Vivian Ridler: Diary of a Master Printer
In 1970 one of Oxford’s great institutions, Oxford University Press, was in crisis – beset by financial woes, management infighting, industrial strife and a technological revolution. This previously unpublished, vivid diary gives a no-holds barred insider’s account of a critical year. Vivian Ridler, as Printer to the University, was at the heart of a major part of the business, the Printing House, for centuries known as the pinnacle of book production in Britain – indeed the world. Here he writes candidly of the challenges he faces from powerful unions and ever more demanding publishing colleagues. His acute and often humorous observations bring the story alive. And as a man of wide interests and tastes he meets leading figures: Philip Larkin, Helen Gardner and Michael Holroyd from the world of literature, great typographers like Brooke Crutchley, Will Carter and Berthold Wolpe, historians like Alan Bullock and Robert Blake, heads of Oxford colleges and the Bodleian, politicians and captains of indus-try. As a board director he gives frank advice to the Oxford Playhouse and Oxford Polytechnic. He makes elaborate 8mm films, watches a Peter Brooke production at Stratford where the director ‘wrestles with one Bill Shakespeare’, and celebrates the first night of Elizabeth Maconchy’s opera The Jesse Tree, with a libretto by his wife Anne.

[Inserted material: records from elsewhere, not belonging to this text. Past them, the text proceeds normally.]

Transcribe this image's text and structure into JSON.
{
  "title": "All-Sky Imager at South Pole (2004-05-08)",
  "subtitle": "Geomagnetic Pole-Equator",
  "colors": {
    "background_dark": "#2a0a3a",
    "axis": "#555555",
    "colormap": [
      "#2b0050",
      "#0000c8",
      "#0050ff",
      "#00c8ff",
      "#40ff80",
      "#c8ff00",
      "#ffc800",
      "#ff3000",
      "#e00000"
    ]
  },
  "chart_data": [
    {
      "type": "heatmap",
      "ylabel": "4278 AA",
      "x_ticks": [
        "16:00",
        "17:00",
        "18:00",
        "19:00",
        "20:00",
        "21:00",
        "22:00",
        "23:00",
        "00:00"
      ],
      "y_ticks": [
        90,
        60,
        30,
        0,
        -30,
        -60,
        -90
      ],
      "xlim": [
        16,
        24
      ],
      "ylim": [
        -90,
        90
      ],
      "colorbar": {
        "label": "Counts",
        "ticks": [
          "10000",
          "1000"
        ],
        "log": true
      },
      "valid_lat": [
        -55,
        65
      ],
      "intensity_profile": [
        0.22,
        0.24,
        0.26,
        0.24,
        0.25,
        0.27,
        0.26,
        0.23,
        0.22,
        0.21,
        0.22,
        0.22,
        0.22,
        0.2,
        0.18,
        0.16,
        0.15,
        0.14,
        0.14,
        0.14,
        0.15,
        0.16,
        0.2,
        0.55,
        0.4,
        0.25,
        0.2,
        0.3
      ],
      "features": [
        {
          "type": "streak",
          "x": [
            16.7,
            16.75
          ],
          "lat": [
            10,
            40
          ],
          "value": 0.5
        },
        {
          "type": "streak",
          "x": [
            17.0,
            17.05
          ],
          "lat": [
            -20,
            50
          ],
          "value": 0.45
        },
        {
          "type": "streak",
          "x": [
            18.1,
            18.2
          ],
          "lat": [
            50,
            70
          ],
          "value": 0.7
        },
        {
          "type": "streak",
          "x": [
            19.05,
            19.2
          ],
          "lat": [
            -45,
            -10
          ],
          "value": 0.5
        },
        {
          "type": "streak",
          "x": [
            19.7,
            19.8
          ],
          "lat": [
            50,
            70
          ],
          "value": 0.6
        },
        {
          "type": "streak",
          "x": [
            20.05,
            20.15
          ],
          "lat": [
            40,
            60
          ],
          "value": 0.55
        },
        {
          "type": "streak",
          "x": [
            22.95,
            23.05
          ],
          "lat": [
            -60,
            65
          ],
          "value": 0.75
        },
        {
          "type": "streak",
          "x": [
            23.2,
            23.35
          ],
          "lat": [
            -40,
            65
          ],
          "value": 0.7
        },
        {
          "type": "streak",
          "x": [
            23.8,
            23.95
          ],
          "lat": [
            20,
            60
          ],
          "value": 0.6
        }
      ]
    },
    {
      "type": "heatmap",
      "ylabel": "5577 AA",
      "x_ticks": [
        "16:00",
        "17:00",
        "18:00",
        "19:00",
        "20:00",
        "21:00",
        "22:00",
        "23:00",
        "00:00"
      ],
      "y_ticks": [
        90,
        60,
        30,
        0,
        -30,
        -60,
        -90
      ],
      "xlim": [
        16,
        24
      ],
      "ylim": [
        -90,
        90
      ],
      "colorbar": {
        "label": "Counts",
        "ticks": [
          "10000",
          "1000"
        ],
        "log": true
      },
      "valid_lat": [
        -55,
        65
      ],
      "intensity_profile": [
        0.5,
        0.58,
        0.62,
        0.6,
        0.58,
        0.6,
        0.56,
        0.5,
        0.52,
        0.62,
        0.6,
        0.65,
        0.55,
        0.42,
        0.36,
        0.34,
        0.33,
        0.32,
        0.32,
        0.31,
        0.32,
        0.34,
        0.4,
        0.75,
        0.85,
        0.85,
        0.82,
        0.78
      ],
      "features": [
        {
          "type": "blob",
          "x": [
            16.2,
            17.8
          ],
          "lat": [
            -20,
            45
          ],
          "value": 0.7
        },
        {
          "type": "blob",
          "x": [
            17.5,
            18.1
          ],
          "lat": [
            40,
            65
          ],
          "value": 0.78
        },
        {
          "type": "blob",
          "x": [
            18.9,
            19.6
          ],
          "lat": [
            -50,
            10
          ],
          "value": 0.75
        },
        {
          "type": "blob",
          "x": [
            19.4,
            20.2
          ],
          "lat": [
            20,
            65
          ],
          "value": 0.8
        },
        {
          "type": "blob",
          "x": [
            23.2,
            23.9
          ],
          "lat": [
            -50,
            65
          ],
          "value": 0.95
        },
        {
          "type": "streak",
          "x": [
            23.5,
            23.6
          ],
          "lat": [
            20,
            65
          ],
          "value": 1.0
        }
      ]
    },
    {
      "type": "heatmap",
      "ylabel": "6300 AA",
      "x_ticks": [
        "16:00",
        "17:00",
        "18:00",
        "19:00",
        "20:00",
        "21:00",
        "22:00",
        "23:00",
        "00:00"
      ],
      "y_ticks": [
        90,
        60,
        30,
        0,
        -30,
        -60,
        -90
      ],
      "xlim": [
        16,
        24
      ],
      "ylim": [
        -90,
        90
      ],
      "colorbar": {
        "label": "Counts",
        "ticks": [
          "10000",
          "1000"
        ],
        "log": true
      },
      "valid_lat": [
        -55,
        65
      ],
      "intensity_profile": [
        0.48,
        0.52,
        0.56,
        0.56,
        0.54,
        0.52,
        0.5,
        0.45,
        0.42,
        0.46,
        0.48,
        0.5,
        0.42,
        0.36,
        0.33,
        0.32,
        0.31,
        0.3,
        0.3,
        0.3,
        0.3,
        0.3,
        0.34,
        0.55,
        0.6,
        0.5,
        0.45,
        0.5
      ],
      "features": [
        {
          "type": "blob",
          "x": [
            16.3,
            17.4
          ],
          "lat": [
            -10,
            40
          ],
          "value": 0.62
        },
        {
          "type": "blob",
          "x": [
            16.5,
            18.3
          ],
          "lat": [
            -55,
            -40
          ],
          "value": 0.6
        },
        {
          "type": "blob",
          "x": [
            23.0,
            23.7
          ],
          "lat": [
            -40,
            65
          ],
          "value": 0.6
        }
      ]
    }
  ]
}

With an extensive introduction and footnotes provided by the Editor, the diary will be of interest to anyone who loves Oxford and its rich past, or seeks to learn about or be reminded of a bygone and pivotal era.
Specification:
234 x 156 mm, 320 pages including 16 pages of plates, jacketed hardback with sewn binding, head and tail bands and page-marker ribbon, printed endpapers.